3.4 KiB
llm-connect Feature Requests
Raised by: IHF Phase 11 — Advanced AI Federation (IHUB-WP-0012) Date: 2026-04-01
These gaps were identified during integration of llm-connect into the Interaction Hub Framework (IHF) as a subprocess bridge for multi-agent federation. None are blockers for Phase 11, but they affect performance and architectural elegance.
FR-1 — HTTP/JSON-RPC serve mode
Problem: The current architecture requires spawning a new python3 scripts/llm_bridge.py process for every agent invocation. This adds
significant overhead in production when collective proposals invoke 3–5
agents in sequence.
Proposed API:
python -m llm_connect.server --port 9999
IHP (Haskell) would call POST localhost:9999/execute with the same JSON
payload the bridge script currently reads from stdin.
Impact: Eliminates process spawn overhead. A single persistent server process handles all requests in the session lifetime.
FR-2 — RoutingPolicy class for declarative provider/model selection
Problem: RunConfig.model_name is the only selection mechanism. IHF
needs declarative routing rules — e.g. "for triage tasks, prefer
openrouter/claude-haiku-4-5; fall back to gemini if cost exceeds 0.5/1k
tokens; never use auto_apply trust agents for autonomous actions".
Proposed API:
from llm_connect import RoutingPolicy
policy = RoutingPolicy(rules=[
{
"task_type": "triage",
"prefer": [{"provider": "openrouter", "model": "claude-haiku-4-5"}],
"max_cost_per_1k": 0.5,
"fallback": {"provider": "gemini", "model": "gemini-flash-1.5"},
}
])
adapter = policy.resolve(task_type="triage")
Impact: Moves routing logic into llm-connect instead of duplicating it
in every consumer (currently IHF implements this in ModelRouter.hs).
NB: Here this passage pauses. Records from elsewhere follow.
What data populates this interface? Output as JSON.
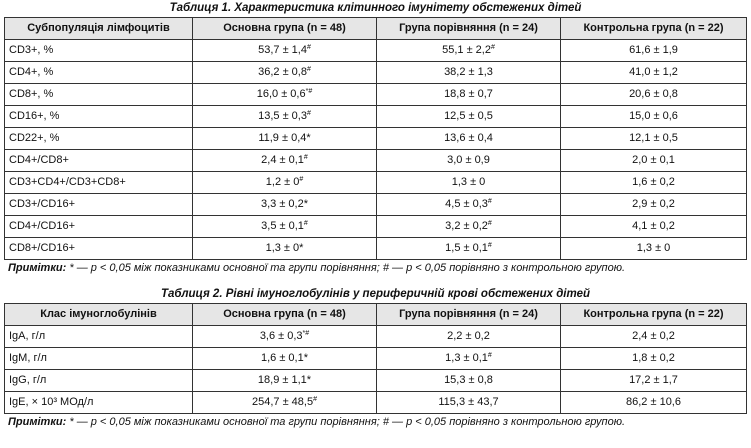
{
  "table1": {
    "title": "Таблиця 1. Характеристика клітинного імунітету обстежених дітей",
    "header": [
      "Субпопуляція лімфоцитів",
      "Основна група (n = 48)",
      "Група порівняння (n = 24)",
      "Контрольна група (n = 22)"
    ],
    "rows": [
      [
        "CD3+, %",
        {
          "text": "53,7 ± 1,4",
          "sup": "#"
        },
        {
          "text": "55,1 ± 2,2",
          "sup": "#"
        },
        "61,6 ± 1,9"
      ],
      [
        "CD4+, %",
        {
          "text": "36,2 ± 0,8",
          "sup": "#"
        },
        "38,2 ± 1,3",
        "41,0 ± 1,2"
      ],
      [
        "CD8+, %",
        {
          "text": "16,0 ± 0,6",
          "sup": "*#"
        },
        "18,8 ± 0,7",
        "20,6 ± 0,8"
      ],
      [
        "CD16+, %",
        {
          "text": "13,5 ± 0,3",
          "sup": "#"
        },
        "12,5 ± 0,5",
        "15,0 ± 0,6"
      ],
      [
        "CD22+, %",
        "11,9 ± 0,4*",
        "13,6 ± 0,4",
        "12,1 ± 0,5"
      ],
      [
        "CD4+/CD8+",
        {
          "text": "2,4 ± 0,1",
          "sup": "#"
        },
        "3,0 ± 0,9",
        "2,0 ± 0,1"
      ],
      [
        "CD3+CD4+/CD3+CD8+",
        {
          "text": "1,2 ± 0",
          "sup": "#"
        },
        "1,3 ± 0",
        "1,6 ± 0,2"
      ],
      [
        "CD3+/CD16+",
        "3,3 ± 0,2*",
        {
          "text": "4,5 ± 0,3",
          "sup": "#"
        },
        "2,9 ± 0,2"
      ],
      [
        "CD4+/CD16+",
        {
          "text": "3,5 ± 0,1",
          "sup": "#"
        },
        {
          "text": "3,2 ± 0,2",
          "sup": "#"
        },
        "4,1 ± 0,2"
      ],
      [
        "CD8+/CD16+",
        "1,3 ± 0*",
        {
          "text": "1,5 ± 0,1",
          "sup": "#"
        },
        "1,3 ± 0"
      ]
    ],
    "note_label": "Примітки:",
    "note": "* — p < 0,05 між показниками основної та групи порівняння; # — p < 0,05 порівняно з контрольною групою."
  },
  "table2": {
    "title": "Таблиця 2. Рівні імуноглобулінів у периферичній крові обстежених дітей",
    "header": [
      "Клас імуноглобулінів",
      "Основна група (n = 48)",
      "Група порівняння (n = 24)",
      "Контрольна група (n = 22)"
    ],
    "rows": [
      [
        "IgA, г/л",
        {
          "text": "3,6 ± 0,3",
          "sup": "*#"
        },
        "2,2 ± 0,2",
        "2,4 ± 0,2"
      ],
      [
        "IgM, г/л",
        "1,6 ± 0,1*",
        {
          "text": "1,3 ± 0,1",
          "sup": "#"
        },
        "1,8 ± 0,2"
      ],
      [
        "IgG, г/л",
        "18,9 ± 1,1*",
        "15,3 ± 0,8",
        "17,2 ± 1,7"
      ],
      [
        "IgE, × 10³ МОд/л",
        {
          "text": "254,7 ± 48,5",
          "sup": "#"
        },
        "115,3 ± 43,7",
        "86,2 ± 10,6"
      ]
    ],
    "note_label": "Примітки:",
    "note": "* — p < 0,05 між показниками основної та групи порівняння; # — p < 0,05 порівняно з контрольною групою."
  }
}
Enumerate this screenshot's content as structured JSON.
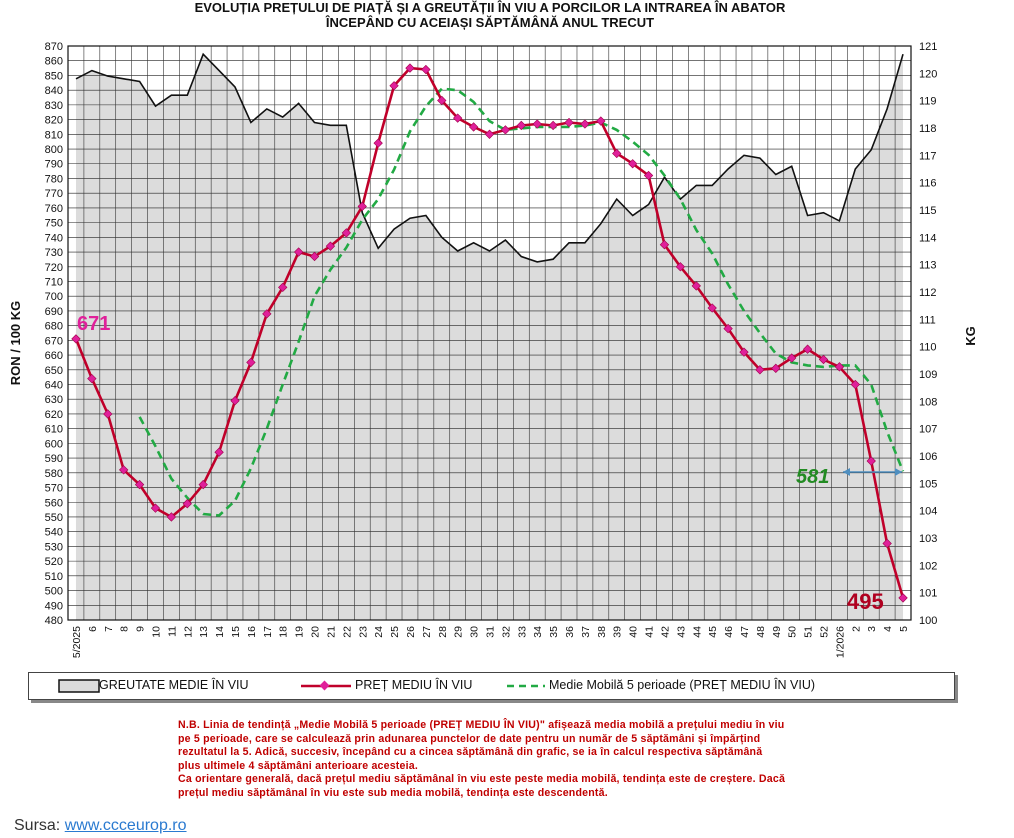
{
  "title_lines": [
    "EVOLUȚIA PREȚULUI DE PIAȚĂ ȘI A GREUTĂȚII  ÎN VIU A PORCILOR LA INTRAREA  ÎN ABATOR",
    "ÎNCEPÂND  CU ACEIAȘI SĂPTĂMÂNĂ ANUL TRECUT"
  ],
  "chart_data": {
    "type": "line",
    "ylabel": "RON / 100 KG",
    "y2label": "KG",
    "ylim": [
      480,
      870
    ],
    "y2lim": [
      100,
      121
    ],
    "categories": [
      "5/2025",
      "6",
      "7",
      "8",
      "9",
      "10",
      "11",
      "12",
      "13",
      "14",
      "15",
      "16",
      "17",
      "18",
      "19",
      "20",
      "21",
      "22",
      "23",
      "24",
      "25",
      "26",
      "27",
      "28",
      "29",
      "30",
      "31",
      "32",
      "33",
      "34",
      "35",
      "36",
      "37",
      "38",
      "39",
      "40",
      "41",
      "42",
      "43",
      "44",
      "45",
      "46",
      "47",
      "48",
      "49",
      "50",
      "51",
      "52",
      "1/2026",
      "2",
      "3",
      "4",
      "5"
    ],
    "series": [
      {
        "name": "GREUTATE MEDIE ÎN VIU",
        "axis": "right",
        "style": "area",
        "color": "#111111",
        "fill": "#dcdcdc",
        "values": [
          119.8,
          120.1,
          119.9,
          119.8,
          119.7,
          118.8,
          119.2,
          119.2,
          120.7,
          120.1,
          119.5,
          118.2,
          118.7,
          118.4,
          118.9,
          118.2,
          118.1,
          118.1,
          114.9,
          113.6,
          114.3,
          114.7,
          114.8,
          114.0,
          113.5,
          113.8,
          113.5,
          113.9,
          113.3,
          113.1,
          113.2,
          113.8,
          113.8,
          114.5,
          115.4,
          114.8,
          115.2,
          116.2,
          115.4,
          115.9,
          115.9,
          116.5,
          117.0,
          116.9,
          116.3,
          116.6,
          114.8,
          114.9,
          114.6,
          116.5,
          117.2,
          118.7,
          120.7
        ]
      },
      {
        "name": "PREȚ MEDIU ÎN VIU",
        "axis": "left",
        "style": "line-markers",
        "color": "#c0002a",
        "values": [
          671,
          644,
          620,
          582,
          572,
          556,
          550,
          559,
          572,
          594,
          629,
          655,
          688,
          706,
          730,
          727,
          734,
          743,
          761,
          804,
          843,
          855,
          854,
          833,
          821,
          815,
          810,
          813,
          816,
          817,
          816,
          818,
          817,
          819,
          797,
          790,
          782,
          735,
          720,
          707,
          692,
          678,
          662,
          650,
          651,
          658,
          664,
          657,
          652,
          640,
          588,
          532,
          495
        ]
      },
      {
        "name": "Medie Mobilă 5 perioade  (PREȚ MEDIU ÎN VIU)",
        "axis": "left",
        "style": "dashed",
        "color": "#22aa44",
        "values": [
          null,
          null,
          null,
          null,
          618,
          598,
          576,
          563,
          552,
          551,
          561,
          583,
          610,
          640,
          669,
          700,
          718,
          733,
          752,
          766,
          786,
          812,
          829,
          841,
          840,
          832,
          819,
          813,
          814,
          815,
          815,
          815,
          816,
          818,
          813,
          805,
          796,
          782,
          766,
          745,
          729,
          708,
          690,
          675,
          661,
          655,
          653,
          652,
          653,
          653,
          640,
          608,
          581
        ]
      }
    ],
    "annotations": [
      {
        "text": "671",
        "color": "#e0209a"
      },
      {
        "text": "581",
        "color": "#228b22"
      },
      {
        "text": "495",
        "color": "#b00020"
      }
    ],
    "grid": true,
    "legend": "bottom"
  },
  "note_lines": [
    "N.B. Linia de tendință „Medie Mobilă 5 perioade (PREȚ MEDIU ÎN VIU)\" afișează media mobilă a prețului mediu în viu",
    "pe 5 perioade, care se calculează prin adunarea punctelor de date pentru un număr de 5 săptămâni și împărțind",
    "rezultatul la 5. Adică, succesiv, începând cu a cincea săptămână din grafic, se ia în calcul respectiva săptămână",
    "plus ultimele 4 săptămâni anterioare acesteia.",
    "Ca orientare generală, dacă prețul mediu săptămânal în viu este peste media mobilă, tendința este de creștere. Dacă",
    "prețul mediu săptămânal în viu este sub media mobilă, tendința este descendentă."
  ],
  "source": {
    "label": "Sursa:",
    "link": "www.ccceurop.ro"
  }
}
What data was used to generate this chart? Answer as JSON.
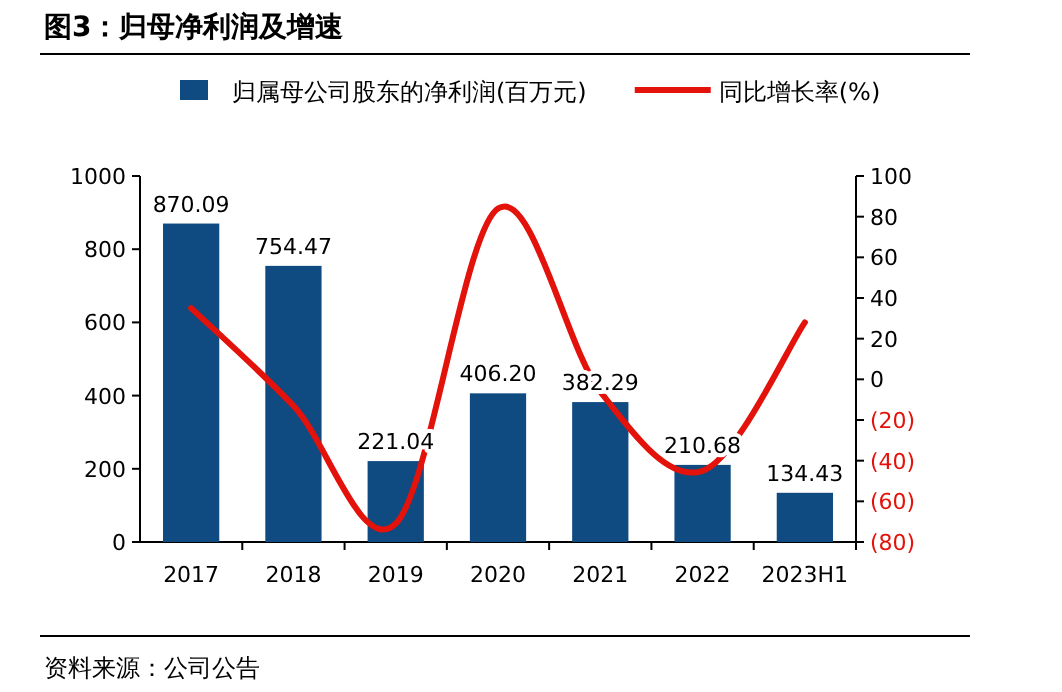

FR-3 — async_execute_prompt() for concurrent execution
Problem: Collective proposals invoke agents sequentially because
execute_prompt is synchronous. With 3–5 agents this is 3–5× slower than
necessary.
Proposed API:
import asyncio
from llm_connect import create_adapter
async def main():
adapters = [create_adapter(...) for _ in agents]
responses = await asyncio.gather(*[
a.async_execute_prompt(prompt, config) for a in adapters
])
Standard asyncio coroutine interface, same signature as execute_prompt.
Impact: Collective proposal latency scales with the slowest agent rather than the sum of all agent latencies.
FR-4 — BudgetTracker for delegation chains
Problem: IHF's inter-agent delegation model enforces token budgets at
the Haskell layer (AgentDelegation.tokenBudget), but the bridge itself
has no concept of a shared budget. A delegation chain (A → B → C) cannot
enforce that the total token spend stays below a cap set by A.
Proposed API:
from llm_connect import BudgetTracker, RunConfig
tracker = BudgetTracker(total=4000)
config = RunConfig(model_name="...", budget_tracker=tracker)
# Subsequent calls on any adapter sharing this tracker will raise
# LLMBudgetExceededError if the cumulative spend exceeds 4000 tokens.
resp = adapter.execute_prompt(prompt, config)
LLMBudgetExceededError should be a subclass of LLMError so existing
error handling catches it.
Impact: Budget enforcement moves into the bridge layer where it can be applied uniformly across all providers, rather than requiring each consumer to track it manually.